Skip Granger, 1960
When I think about playing clarinet for three years in the East High concert orchestra and marching band, I do not think so much about performing as about a very negative experience. During my sophomore year, I forgot to bring my clarinet one morning, and I thought our music director told me home to get it. When I returned to campus, I ran into Mr. Kirby, who asked to see my permission slip. Since I did not have one (and Mr. Thompson did not concede that he had sent me home to retrieve it), Mr. Kirby suspended me for a week. Luckily, my father was in New York, but that just gave me time for anguish as I awaited his return. In the stress that followed, my grades tanked and I lost my class office for my junior year. There. I got that off my mind.
Coincidentally, Mr. Kirby subsequently asked me to do a free magic show for one of his groups, which I did. I still think that he was aware of what I charged for my performances. Dan Tontz used to kid me because I was paid the same for my 20-minute magic show at Wichita Country Club as he shared with the EIGHT members of Bill Strout’s dance orchestra for their three-hour performance.

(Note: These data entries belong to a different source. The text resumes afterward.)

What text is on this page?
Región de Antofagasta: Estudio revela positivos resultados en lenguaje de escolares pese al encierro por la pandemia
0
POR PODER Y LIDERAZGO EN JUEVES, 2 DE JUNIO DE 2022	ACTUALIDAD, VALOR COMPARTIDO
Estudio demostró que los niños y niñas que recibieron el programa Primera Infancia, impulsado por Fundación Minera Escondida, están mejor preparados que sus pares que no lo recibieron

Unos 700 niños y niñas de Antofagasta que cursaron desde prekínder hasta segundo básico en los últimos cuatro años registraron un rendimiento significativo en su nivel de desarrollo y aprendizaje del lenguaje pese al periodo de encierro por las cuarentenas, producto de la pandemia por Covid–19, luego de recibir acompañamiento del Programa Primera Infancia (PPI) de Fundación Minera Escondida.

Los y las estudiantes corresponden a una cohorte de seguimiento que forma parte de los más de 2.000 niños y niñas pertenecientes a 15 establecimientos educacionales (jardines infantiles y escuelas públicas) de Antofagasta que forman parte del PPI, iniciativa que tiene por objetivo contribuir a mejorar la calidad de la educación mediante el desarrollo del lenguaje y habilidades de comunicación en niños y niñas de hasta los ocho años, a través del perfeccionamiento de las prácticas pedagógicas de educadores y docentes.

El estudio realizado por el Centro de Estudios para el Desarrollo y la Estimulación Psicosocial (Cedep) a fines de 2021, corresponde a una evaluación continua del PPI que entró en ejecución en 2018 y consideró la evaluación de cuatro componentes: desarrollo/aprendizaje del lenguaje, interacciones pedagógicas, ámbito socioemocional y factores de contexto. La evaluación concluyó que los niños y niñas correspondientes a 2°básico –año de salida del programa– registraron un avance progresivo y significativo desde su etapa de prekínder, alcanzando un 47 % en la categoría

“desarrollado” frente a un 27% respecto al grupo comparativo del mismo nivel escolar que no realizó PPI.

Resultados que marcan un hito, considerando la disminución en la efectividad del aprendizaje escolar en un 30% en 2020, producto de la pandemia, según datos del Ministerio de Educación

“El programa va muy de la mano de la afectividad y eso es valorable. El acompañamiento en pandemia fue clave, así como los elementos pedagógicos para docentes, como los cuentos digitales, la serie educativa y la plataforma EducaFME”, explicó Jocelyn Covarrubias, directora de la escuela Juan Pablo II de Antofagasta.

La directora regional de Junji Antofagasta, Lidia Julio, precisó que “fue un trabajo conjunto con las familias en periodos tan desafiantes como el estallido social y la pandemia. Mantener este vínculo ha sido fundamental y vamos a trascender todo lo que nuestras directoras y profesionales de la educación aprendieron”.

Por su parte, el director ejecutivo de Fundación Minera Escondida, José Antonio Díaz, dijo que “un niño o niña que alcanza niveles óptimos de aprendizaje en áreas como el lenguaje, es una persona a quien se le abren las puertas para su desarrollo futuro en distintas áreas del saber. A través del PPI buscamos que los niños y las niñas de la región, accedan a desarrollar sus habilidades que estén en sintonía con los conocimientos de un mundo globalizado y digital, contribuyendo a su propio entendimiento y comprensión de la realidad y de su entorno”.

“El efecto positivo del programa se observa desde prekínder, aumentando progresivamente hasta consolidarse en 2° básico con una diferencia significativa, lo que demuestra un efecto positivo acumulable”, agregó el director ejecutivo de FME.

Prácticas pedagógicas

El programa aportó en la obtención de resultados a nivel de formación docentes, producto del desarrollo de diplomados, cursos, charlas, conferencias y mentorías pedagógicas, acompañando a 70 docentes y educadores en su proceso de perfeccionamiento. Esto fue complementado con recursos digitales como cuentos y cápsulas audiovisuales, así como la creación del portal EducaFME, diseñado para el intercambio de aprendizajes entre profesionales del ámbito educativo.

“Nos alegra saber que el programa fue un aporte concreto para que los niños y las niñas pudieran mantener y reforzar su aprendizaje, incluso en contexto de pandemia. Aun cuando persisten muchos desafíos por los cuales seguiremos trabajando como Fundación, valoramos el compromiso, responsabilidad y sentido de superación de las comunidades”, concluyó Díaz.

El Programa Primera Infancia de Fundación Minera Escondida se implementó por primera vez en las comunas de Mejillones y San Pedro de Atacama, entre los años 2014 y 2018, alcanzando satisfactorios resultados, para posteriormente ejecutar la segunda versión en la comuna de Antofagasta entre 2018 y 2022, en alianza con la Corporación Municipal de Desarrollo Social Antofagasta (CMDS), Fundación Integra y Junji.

One of my most unique high school experiences occurred when the Kansas University Band played a concert in Wichita. As a clarinetist in the Wichita High School East orchestra and the marching band, I offered to host two of the members to stay in my home. After the concert, the KU guests and I came back to our house. We had a large recreation room with a full-size commercial pinball machine, ping pong table, etc. The bassoonist, Lowell Lee Andrews, was especially enamored by the pinball machine and didn’t want to share it. After they left, I thought little about it, until I learned that he went back to Woolcott for Thanksgiving and murdered his mother, father and sister. Afterward, he returned to Lawrence and went to a movie! He was later convicted and sentenced to death, and after appeals all the way to the US Supreme Court, he was hanged on November 30th, 1962. I watched the case proceed since I felt a personal connection.